Иерусалимские хроники - [46]

Шрифт
Интервал

Qui attendez vous? -- с неуместным смешком спросила меня связная.

Там такого не было! Это не пароль! -- твердо сказал я.

Меня поразило даже не то, что она ошиблась, не французский язык, не ее пиджак с широкими плечами, а то, что все мои спутники еле держались на ногах и ото всех здорово разило водкой.

А сам-то ты пароль помнишь? -- пробормотала связная.

Сестер и братьев своих возлюбленных! -- тихо проговорил я первое, что пришло в голову.

Братья в сборе, братья готовы к перелету. Доставайте посадочные талоны и паспорта. Нам пора садиться!

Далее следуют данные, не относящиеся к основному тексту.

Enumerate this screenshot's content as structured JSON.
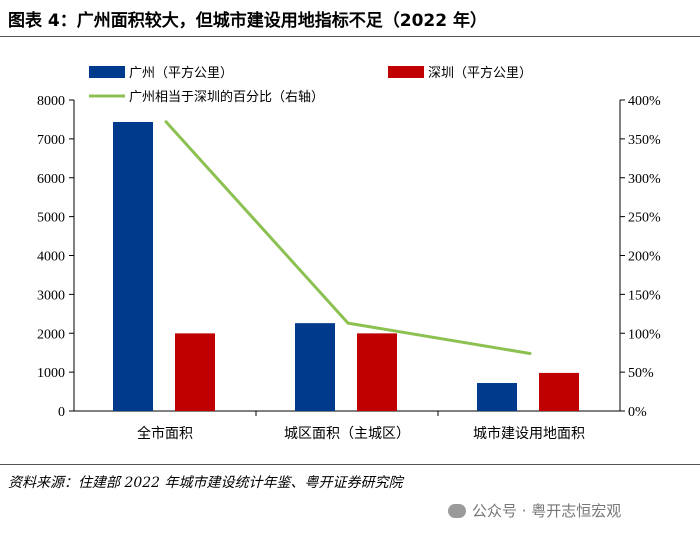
{
  "figure": {
    "title": "图表 4：广州面积较大，但城市建设用地指标不足（2022 年）",
    "source": "资料来源：住建部 2022 年城市建设统计年鉴、粤开证券研究院",
    "watermark": "公众号 · 粤开志恒宏观"
  },
  "colors": {
    "guangzhou": "#003a8c",
    "shenzhen": "#c00000",
    "ratio": "#8cc152"
  },
  "chart_data": {
    "type": "bar",
    "categories": [
      "全市面积",
      "城区面积（主城区）",
      "城市建设用地面积"
    ],
    "series": [
      {
        "name": "广州（平方公里）",
        "type": "bar",
        "axis": "left",
        "values": [
          7434,
          2260,
          720
        ]
      },
      {
        "name": "深圳（平方公里）",
        "type": "bar",
        "axis": "left",
        "values": [
          1997,
          1997,
          980
        ]
      },
      {
        "name": "广州相当于深圳的百分比（右轴）",
        "type": "line",
        "axis": "right",
        "values": [
          3.72,
          1.13,
          0.74
        ]
      }
    ],
    "ylim": [
      0,
      8000
    ],
    "yticks": [
      "0",
      "1000",
      "2000",
      "3000",
      "4000",
      "5000",
      "6000",
      "7000",
      "8000"
    ],
    "y2lim": [
      0,
      4
    ],
    "y2ticks": [
      "0%",
      "50%",
      "100%",
      "150%",
      "200%",
      "250%",
      "300%",
      "350%",
      "400%"
    ],
    "legend": "top",
    "grid": false
  }
}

"Ависага из Шунама -- это я, - добавила она, пьяным полушепотом обратившись ко мне, - в "Конгрессе" меня называют магистр".

Глава двенадцатая

ПЬЕМ БУРБОН

Полночь в воздухе. Я благоухаю, как розовое варенье. Я уже ничего не хочу. Я пьян. Я полон реалистических дум. Я -- Серов. Я -- девочка с персиками. Катастрофически тошнит от всего на свете. Я напился в неведомой точке земной атмосферы с незнакомой женщиной, связанной со мной мистической связью. Она тоже не вполне трезва и хочет спать. В известном смысле это вообще не женщина -- это мой партийный товарищ, с которым мы делаем одно общее дело для планеты людей. У нее расплющенные губы и какие-то немыслимые чулки с орхидеями. Орхидеи не могут быть знамением. Но она мне скорее даже нравится, чем нет. Только я не могу придумать, что же ей говорить. У меня парез языка, и я даже не могу по-настоящему насладиться замечательным бурбоном, который мы пьем. Разговор крутится, в основном, вокруг михайловцев. Не о Блоке же нам говорить! Не расколдуешь сердца ни лестию, ни красотой, ни словом. Я вообще не очень люблю разговаривать с женщинами, я их жалею. Но товарищ по партии -- это совершенно другое дело. Товарищам по партии -- любые авансы. У них даже могут быть расплющенные губы и полная безнаказанность в глазах. И кожа может быть творожно-белой, чего я обычно не выношу. Я все-таки не грузин, чтобы увлекаться этой белизной.

- Ависага, не следует ли нам проведать наших братьев? -- нетвердым голосом предлагаю я.

-- Пошли они на хер!

Это резонно. Но все же я схожу. У меня гипертрофированное чувство долга, не дрова везем, не голландских кур. "Ну?!"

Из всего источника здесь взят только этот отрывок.